Once we slip into permanent thinking, our emotional response to specific behaviors is much bigger than what is in front of us. Before we know it, we aren’t just responding to an eye roll, we are trying to save our kids from a lifetime of failed relationships! No surprise, this kind of emotional intensity tends to amplify conflict.

Once we see this, do everything you can do to find perspective and stay in the moment. Look around the room and find three new things you haven’t noticed before. Take your kid’s perspective. Imagine a million alternative futures.

Most important, tell yourself, “Let’s just take this one day at a time.” 
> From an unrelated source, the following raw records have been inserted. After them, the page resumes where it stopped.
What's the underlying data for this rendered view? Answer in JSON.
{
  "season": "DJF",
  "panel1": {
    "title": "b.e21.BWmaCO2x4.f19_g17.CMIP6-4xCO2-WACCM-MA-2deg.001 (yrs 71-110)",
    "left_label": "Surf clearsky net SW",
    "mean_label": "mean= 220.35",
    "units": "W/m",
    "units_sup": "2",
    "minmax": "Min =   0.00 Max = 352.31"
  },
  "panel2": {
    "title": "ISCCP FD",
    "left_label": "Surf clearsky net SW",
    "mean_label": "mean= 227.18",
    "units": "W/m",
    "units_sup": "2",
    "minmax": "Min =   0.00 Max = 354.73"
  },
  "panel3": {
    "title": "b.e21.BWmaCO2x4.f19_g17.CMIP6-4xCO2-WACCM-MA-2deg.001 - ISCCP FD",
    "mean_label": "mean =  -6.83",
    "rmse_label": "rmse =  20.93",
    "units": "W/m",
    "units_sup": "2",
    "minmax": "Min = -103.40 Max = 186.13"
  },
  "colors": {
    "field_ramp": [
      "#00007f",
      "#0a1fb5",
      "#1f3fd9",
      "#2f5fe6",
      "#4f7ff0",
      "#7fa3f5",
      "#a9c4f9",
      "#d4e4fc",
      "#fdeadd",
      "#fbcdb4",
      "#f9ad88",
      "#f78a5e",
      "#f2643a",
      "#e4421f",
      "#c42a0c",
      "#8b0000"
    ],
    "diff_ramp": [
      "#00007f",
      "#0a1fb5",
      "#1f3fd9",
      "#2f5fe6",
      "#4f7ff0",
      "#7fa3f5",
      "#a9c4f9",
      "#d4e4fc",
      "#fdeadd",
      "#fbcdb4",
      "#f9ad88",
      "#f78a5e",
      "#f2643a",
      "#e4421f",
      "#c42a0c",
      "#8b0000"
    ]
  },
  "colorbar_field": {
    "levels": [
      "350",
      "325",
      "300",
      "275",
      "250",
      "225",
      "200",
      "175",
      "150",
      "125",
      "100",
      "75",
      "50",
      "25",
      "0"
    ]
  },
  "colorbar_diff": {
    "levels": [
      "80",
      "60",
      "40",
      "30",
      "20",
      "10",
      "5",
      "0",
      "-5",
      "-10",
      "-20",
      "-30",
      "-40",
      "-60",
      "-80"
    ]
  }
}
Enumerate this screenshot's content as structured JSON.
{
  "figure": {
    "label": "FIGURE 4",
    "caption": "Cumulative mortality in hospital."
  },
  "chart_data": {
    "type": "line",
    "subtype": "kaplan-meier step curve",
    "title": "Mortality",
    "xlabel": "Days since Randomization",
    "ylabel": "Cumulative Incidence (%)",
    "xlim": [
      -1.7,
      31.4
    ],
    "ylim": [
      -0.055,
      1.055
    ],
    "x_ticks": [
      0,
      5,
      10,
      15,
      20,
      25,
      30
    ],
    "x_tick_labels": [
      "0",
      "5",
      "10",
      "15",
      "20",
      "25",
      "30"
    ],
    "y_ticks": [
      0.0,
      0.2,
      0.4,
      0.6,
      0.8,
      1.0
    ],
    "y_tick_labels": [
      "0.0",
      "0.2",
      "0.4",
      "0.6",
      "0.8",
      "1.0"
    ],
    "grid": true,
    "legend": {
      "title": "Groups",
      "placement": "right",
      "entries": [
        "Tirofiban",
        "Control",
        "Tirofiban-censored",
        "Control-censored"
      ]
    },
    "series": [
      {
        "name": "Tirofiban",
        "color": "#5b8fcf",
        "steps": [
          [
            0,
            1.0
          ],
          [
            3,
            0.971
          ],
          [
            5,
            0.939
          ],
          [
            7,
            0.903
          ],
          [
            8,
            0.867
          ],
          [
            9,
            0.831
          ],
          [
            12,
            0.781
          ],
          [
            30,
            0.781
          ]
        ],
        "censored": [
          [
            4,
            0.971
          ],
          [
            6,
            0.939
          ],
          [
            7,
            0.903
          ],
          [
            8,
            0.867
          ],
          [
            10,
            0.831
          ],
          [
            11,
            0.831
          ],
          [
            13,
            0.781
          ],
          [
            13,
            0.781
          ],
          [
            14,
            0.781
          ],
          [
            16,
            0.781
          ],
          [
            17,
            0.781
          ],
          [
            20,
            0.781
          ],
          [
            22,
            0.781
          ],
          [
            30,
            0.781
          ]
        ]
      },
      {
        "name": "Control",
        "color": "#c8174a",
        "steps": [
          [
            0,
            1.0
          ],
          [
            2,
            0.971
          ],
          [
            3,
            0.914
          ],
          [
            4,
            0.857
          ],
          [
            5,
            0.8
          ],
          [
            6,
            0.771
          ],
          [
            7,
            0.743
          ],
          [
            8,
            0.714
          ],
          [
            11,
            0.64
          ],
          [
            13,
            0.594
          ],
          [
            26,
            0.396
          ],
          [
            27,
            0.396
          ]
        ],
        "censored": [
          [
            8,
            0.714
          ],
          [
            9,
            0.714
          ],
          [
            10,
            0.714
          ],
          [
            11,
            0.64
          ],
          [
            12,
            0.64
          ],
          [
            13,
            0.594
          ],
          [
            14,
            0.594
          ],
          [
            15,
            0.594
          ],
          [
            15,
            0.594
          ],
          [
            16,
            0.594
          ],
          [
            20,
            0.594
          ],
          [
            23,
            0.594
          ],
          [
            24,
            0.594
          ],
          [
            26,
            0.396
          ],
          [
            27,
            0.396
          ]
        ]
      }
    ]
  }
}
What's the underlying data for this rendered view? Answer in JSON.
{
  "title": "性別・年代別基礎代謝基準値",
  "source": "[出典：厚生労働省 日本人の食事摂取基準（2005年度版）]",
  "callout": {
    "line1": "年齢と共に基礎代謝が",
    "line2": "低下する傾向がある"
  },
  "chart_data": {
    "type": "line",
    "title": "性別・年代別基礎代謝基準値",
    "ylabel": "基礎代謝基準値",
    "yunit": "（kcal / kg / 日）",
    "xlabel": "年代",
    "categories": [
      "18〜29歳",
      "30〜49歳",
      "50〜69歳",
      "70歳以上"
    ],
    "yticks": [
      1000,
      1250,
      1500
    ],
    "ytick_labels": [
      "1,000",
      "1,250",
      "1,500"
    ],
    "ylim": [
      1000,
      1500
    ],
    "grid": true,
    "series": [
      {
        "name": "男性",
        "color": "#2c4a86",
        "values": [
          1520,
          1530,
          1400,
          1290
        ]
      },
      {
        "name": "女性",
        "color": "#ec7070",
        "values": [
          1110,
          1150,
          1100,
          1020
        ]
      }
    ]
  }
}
Look for patterns, not perfection.

The point of learning about the three Ps isn’t to point out our failures. It is an opportunity to reflect on our patterns. While things right now can feel like a never-ending, languished slog, brain science reminds us that our kids’ brains are a work-in-progress. We are works-in-progress too. 

We are parenting through a global pandemic and navigating the roots, pain, and impact of white supremacy culture in our bodies and communities. This stress is likely to “come out sideways” with the people we love most. At home, we are going to get mad, sad, angry and experience the full range of human emotions. But we can’t get stuck there. When it comes to our kids, we don’t want anger, conflict, and yelling to become the pattern. 

This is a stressful time on top of an isolating year. Striking that tender combination of warmth and structure at home is the key to resilience and avoiding power struggles helps us prioritize connection when our kids need it most.